E le banche straniere?

Come segnalavo all’indomani della pubblicazione della Relazione governativa (si veda M.O. 5/2005), la decisione di “buona parte degli istituti bancari nazionali” di dotarsi di politiche di “responsabilità sociale d'impresa”, avrebbe comportato – a detta del Governo - “notevoli difficoltà operative”, per le industrie del settore tanto da “costringerle ad operare con banche non residenti in Italia”. L’analisi dei due trienni smentisce l’affermazione del Governo. Se è vero, infatti, che le banche estere vedono accrescere di molto il valore delle autorizzazioni rilasciate (che passa dai poco più di 183 milioni di euro del primo triennio agli oltre 439 milioni del secondo) è altrettanto vero che buona parte di queste operazioni sono da attribuirsi alle maxi-commesse effettuate da alcuni paesi dell’Unione Europea negli ultimi anni. È il caso, ad esempio, della fornitura del 2002 di blindati della OtoMelara alla Spagna i cui pagamenti sono stati autorizzati al Banco Bilbao Vizcaya Argentaria, tra l’altro socio di BNL.

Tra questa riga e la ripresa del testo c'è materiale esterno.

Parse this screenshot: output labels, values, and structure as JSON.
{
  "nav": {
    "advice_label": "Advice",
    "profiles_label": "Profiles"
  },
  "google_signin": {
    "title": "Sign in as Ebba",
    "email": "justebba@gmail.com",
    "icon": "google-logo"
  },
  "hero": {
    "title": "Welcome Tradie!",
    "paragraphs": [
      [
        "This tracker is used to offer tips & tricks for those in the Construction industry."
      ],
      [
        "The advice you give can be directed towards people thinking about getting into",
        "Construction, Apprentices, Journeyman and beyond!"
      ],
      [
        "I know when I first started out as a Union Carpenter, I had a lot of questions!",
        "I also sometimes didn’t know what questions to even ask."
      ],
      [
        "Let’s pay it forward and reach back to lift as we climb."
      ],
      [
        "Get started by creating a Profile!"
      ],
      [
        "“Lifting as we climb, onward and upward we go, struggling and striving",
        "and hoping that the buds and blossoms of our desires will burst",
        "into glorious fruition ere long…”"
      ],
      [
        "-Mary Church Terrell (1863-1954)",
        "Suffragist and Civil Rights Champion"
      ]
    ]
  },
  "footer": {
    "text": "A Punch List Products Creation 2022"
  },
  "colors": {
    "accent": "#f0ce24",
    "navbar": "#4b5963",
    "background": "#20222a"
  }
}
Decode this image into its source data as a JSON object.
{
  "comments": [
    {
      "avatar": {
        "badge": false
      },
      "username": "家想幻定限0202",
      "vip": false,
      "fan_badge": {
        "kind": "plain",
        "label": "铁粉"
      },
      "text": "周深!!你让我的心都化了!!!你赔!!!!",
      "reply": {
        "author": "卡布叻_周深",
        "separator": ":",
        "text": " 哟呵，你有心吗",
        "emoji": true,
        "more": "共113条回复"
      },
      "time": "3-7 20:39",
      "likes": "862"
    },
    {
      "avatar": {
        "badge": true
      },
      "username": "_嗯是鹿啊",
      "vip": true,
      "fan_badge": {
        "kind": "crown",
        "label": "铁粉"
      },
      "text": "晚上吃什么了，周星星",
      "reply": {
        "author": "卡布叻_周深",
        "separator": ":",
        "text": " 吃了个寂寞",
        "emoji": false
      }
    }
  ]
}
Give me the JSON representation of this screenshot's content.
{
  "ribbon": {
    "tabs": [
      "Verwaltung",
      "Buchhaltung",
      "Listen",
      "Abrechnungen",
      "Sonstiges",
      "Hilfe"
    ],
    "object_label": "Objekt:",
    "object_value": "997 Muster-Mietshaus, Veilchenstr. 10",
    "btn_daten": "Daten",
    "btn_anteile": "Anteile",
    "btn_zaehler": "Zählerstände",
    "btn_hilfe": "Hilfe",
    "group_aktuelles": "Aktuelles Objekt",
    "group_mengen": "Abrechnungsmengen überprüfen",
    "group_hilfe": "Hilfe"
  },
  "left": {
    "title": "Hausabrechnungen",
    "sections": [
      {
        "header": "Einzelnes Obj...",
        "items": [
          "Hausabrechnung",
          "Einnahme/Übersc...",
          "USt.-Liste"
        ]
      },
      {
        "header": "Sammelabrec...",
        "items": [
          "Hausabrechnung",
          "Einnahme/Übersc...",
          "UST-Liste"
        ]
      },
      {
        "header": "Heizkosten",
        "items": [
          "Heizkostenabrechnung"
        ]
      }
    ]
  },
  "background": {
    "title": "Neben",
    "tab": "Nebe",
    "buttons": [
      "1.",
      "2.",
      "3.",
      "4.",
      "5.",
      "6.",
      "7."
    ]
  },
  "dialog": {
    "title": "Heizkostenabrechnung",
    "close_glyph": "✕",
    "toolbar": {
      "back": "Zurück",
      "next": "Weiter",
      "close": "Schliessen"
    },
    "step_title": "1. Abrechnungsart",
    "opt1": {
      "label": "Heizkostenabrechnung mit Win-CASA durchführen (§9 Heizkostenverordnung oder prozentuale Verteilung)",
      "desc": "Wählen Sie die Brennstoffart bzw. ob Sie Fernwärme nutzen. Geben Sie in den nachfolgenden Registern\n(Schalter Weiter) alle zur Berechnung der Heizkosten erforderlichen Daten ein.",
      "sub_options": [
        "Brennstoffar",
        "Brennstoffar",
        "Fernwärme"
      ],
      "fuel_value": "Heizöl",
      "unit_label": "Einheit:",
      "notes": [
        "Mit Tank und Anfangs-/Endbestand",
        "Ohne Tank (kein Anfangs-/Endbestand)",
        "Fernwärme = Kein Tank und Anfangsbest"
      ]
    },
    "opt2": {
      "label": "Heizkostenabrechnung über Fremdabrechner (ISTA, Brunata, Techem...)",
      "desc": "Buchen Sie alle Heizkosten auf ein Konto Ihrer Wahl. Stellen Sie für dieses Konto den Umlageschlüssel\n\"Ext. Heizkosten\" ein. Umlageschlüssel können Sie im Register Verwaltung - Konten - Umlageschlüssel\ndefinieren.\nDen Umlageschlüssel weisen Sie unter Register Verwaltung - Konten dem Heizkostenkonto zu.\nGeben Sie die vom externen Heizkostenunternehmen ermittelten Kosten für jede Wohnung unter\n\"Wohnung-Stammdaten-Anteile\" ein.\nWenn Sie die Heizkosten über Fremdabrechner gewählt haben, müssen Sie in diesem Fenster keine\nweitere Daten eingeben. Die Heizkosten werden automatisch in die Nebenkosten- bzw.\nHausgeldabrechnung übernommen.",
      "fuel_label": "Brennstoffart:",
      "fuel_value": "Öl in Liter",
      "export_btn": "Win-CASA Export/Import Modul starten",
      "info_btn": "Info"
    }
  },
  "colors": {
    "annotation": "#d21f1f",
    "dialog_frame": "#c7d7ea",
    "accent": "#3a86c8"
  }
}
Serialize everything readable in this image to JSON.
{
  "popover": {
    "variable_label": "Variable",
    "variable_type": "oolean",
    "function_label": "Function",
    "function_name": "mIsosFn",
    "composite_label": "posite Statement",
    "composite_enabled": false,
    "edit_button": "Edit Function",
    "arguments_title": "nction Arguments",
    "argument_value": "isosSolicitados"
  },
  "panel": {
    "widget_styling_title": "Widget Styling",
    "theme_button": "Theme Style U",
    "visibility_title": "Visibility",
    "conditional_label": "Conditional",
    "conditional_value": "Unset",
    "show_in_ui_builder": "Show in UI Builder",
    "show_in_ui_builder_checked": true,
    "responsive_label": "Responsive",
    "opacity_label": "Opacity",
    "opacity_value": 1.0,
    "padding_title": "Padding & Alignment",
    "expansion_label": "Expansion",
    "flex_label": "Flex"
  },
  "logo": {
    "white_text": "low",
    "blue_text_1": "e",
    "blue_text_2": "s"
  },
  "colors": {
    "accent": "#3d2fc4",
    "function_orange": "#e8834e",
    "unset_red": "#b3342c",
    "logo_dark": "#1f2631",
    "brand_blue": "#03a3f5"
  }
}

La banca francese Société Générale ha svolto di fatto una sola operazione: l’incasso nel 2004 da parte della Malaysia di 70,1 milioni di euro per conto della Whitehead Alenia. Diversa è la megacommessa del 2004 della Calyon–Corporate an Investment Bank, il gruppo bancario francese nato dalla fusione nel maggio del 2004 tra Crédit Agricole Indosuez e la divisione investimenti del Crédit Lyonnais: è a questa banca, infatti, che viene affidata (non casualmente) l’autorizzazione di una fornitura alla Cina del valore di ben 121,2 milioni di euro. Più variegato, invece, il giro d’affari della Barclays Bank, il colosso basato in Gran Bretagna che svolge operazioni un po’ con tutti dalla Germania alla Francia, da Singapore alla Malaysia. Si tratta comunque, di gruppi bancari la cui sede principale è in una nazione dell’UE: non si capisce quindi perché il Governo debba lamentare come “più gravoso e a volte impossibile” il controllo finanziario delle operazioni previste dalla legge 185/90. Una domanda, quest’ultima, che non mancheremo di rivolgere ai rappresentati del Governo invitati al convegno del 14 gennaio prossimo.